Interview with Robert Rodriguez

After mastering sky and sea, "Spy Kids" takes on the Net.

As if writing, directing, and editing the bratty sleuth hit Spy Kids weren’t enough, Robert Rodriguez is also master-minding the movie’s website (spykids.com). Designed to simulate the gadget-happy feel of the film, it lets visitors access the OSS Database, glide underwater in a Super Guppy, and page through the essential ”Spy Manual.” And while most movie sites go into hibernation after the opening weekend, Rodriguez says the digital arm of his franchise is just now getting exciting. We asked him to leak us some of the top secret details.

What will you add to the site between now and the sequel next summer?

I get certain questions from adult interviewers, but kids ask me different questions completely. One interviewer was actually an 11-year-old. She thought a lot of what happened on the screen was real. She said, ”Did you really drop the little boy?” I was like, I need to create a little film school for kids. I’m going to start filtering a lot of that on the website so that people can come figure out how to make their own home movies. There were a lot of home-movie-type techniques in this thing. I mean I edited it in my garage.

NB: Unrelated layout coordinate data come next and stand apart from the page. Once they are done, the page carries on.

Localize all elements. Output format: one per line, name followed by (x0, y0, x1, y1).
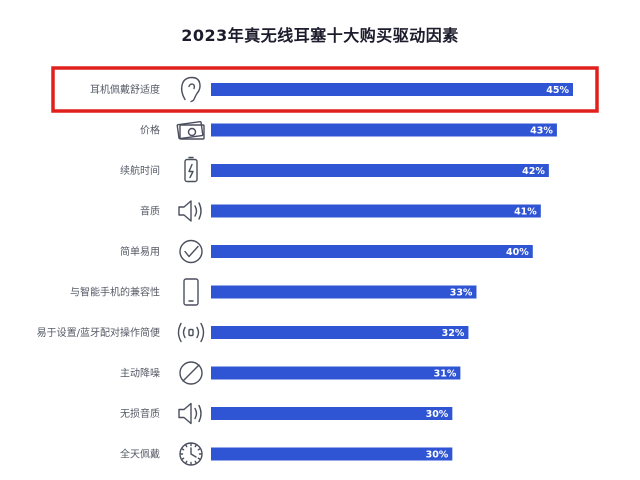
bar (211, 83, 573, 96)
chart-title: 2023年真无线耳塞十大购买驱动因素 (181, 26, 459, 45)
bar (211, 164, 549, 177)
value-label: 33% (450, 288, 473, 299)
highlight-box (51, 66, 599, 113)
chart-row: 无损音质 30% (120, 402, 453, 425)
chart-row: 价格 43% (140, 120, 557, 140)
ear-icon (180, 76, 201, 103)
category-label: 与智能手机的兼容性 (70, 286, 160, 299)
money-icon (176, 120, 205, 140)
category-label: 价格 (140, 124, 160, 137)
bar (211, 285, 477, 299)
value-label: 31% (434, 369, 457, 380)
bar (211, 447, 453, 461)
value-label: 40% (506, 247, 529, 258)
wireless-pairing-icon (177, 322, 205, 343)
bar (211, 326, 469, 339)
category-label: 易于设置/蓝牙配对操作简便 (37, 326, 160, 339)
battery-icon (184, 156, 198, 183)
speaker-icon (178, 200, 202, 222)
category-label: 简单易用 (120, 245, 160, 258)
chart-row: 简单易用 40% (120, 239, 533, 264)
value-label: 30% (426, 450, 449, 461)
category-label: 续航时间 (120, 164, 160, 177)
clock-icon (179, 442, 203, 466)
category-label: 主动降噪 (120, 367, 160, 380)
category-label: 耳机佩戴舒适度 (90, 83, 160, 96)
bar (211, 123, 557, 137)
value-label: 30% (426, 409, 449, 420)
bar (211, 245, 533, 258)
value-label: 42% (522, 166, 545, 177)
chart-row: 耳机佩戴舒适度 45% (90, 76, 573, 103)
category-label: 无损音质 (120, 407, 160, 420)
value-label: 32% (442, 328, 465, 339)
smartphone-icon (183, 278, 199, 306)
chart-row: 续航时间 42% (120, 156, 549, 183)
chart-row: 与智能手机的兼容性 33% (70, 278, 477, 306)
bar (211, 407, 453, 420)
value-label: 45% (546, 85, 569, 96)
value-label: 43% (530, 126, 553, 137)
chart-rows: 耳机佩戴舒适度 45% 价格 43% 续航时间 42% 音质 41% 简单易用 40% 与智能手机的… (37, 76, 573, 466)
bar (211, 204, 541, 218)
chart-row: 全天佩戴 30% (120, 442, 453, 466)
noise-cancel-icon (179, 361, 203, 385)
speaker-icon (178, 402, 202, 425)
chart-row: 音质 41% (140, 200, 541, 222)
category-label: 音质 (140, 205, 160, 218)
category-label: 全天佩戴 (120, 448, 160, 461)
checkmark-icon (179, 239, 203, 264)
value-label: 41% (514, 207, 537, 218)
chart-row: 易于设置/蓝牙配对操作简便 32% (37, 322, 469, 343)
bar (211, 366, 461, 380)
chart-row: 主动降噪 31% (120, 361, 461, 385)
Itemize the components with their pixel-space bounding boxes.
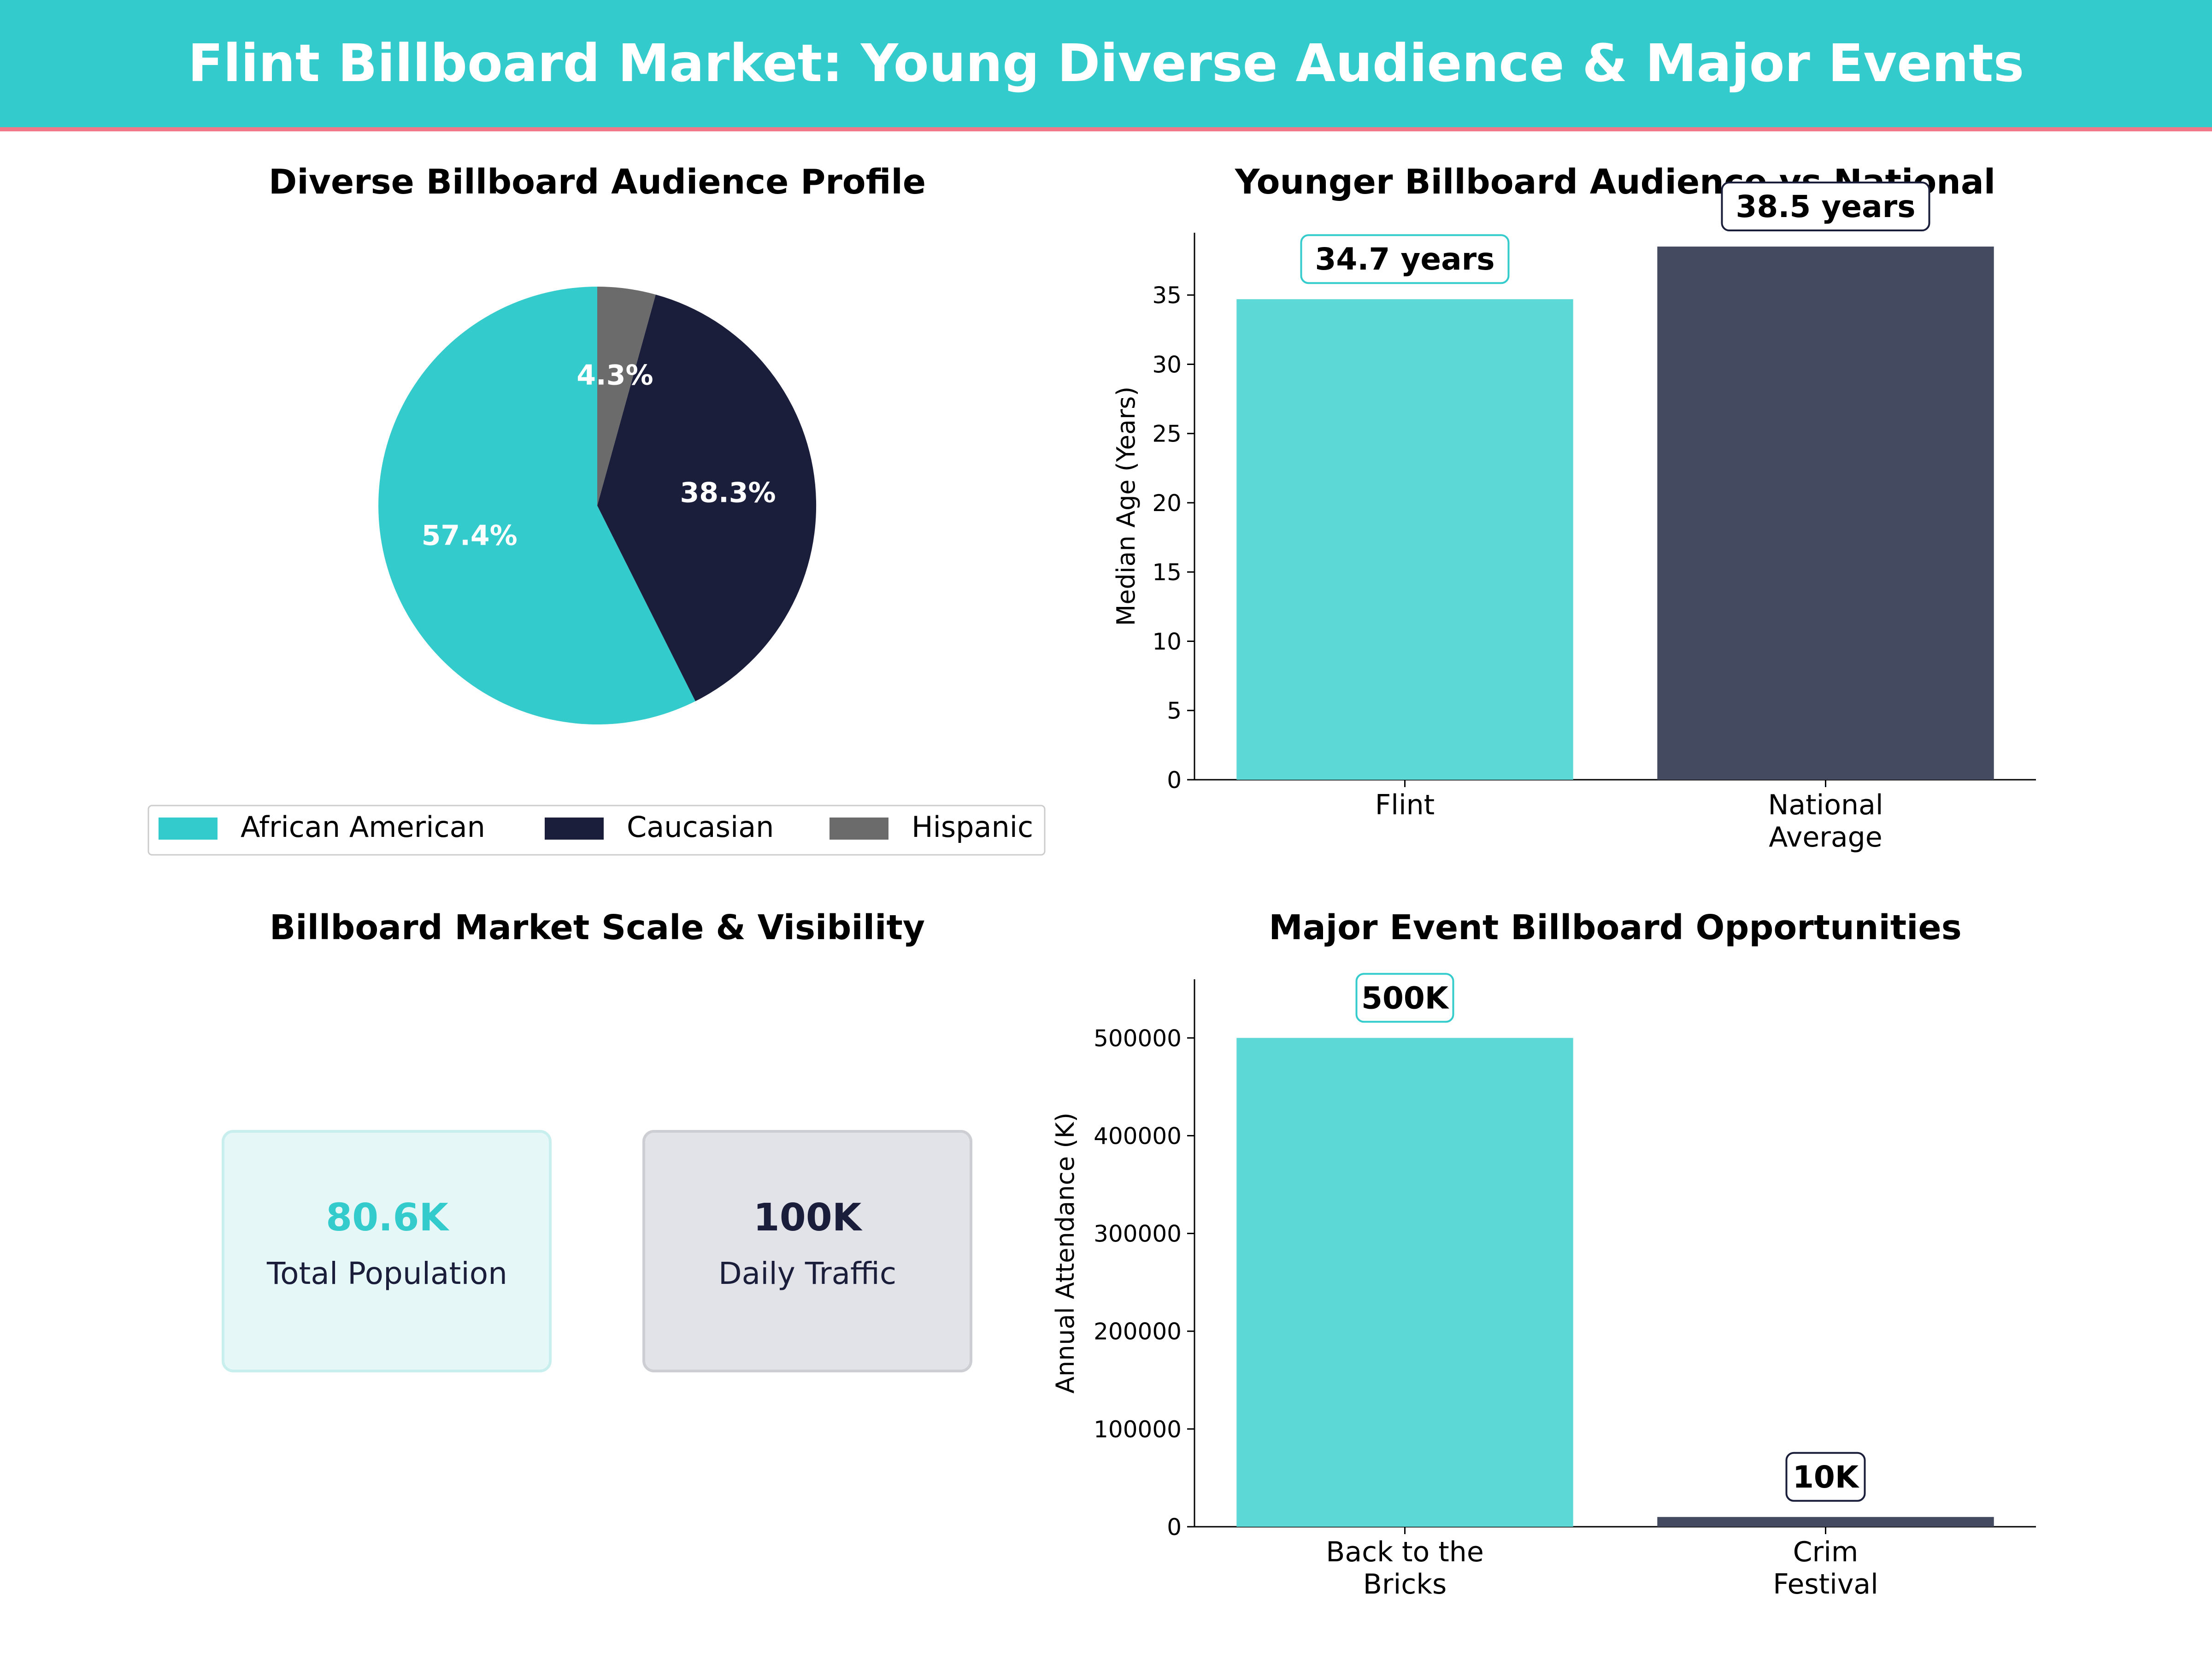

There are over 500 special effects in the film. How did you do all that from your garage?

The first thing you would normally do is hire a Hollywood effects supervisor to come in. I didn’t hire that person. I have a computer hooked up to the Internet so I can communicate with the company I used, called Hybride. They did the effects for me in The Faculty, and they did 95 percent of the effects for Spy Kids all from a little house outside of Montreal. And I could see them, and they could see me on the computer. It’s like videoconference, but really cool, because we shared a tablet so I could draw on a shot we were watching in real time and say, ”Oh, no, this plane has to go that way.” I could just cut out all the middlemen and get it done so much cheaper and faster that way.

Are your kids making movies yet?

My oldest kid is only 5. But whenever we go to the park I’ll film it like an action movie. And then we’ll come home and add special effects and sound effects and then watch it. Their memories are completely altered. They think bumper cars sound like a demolition derby now, because I added sound effects and music to it, and it just sounds like we’re slamming and crashing. When they go back and [ride in the bumper cars again, they’re going to be so disappointed that it’s silent.]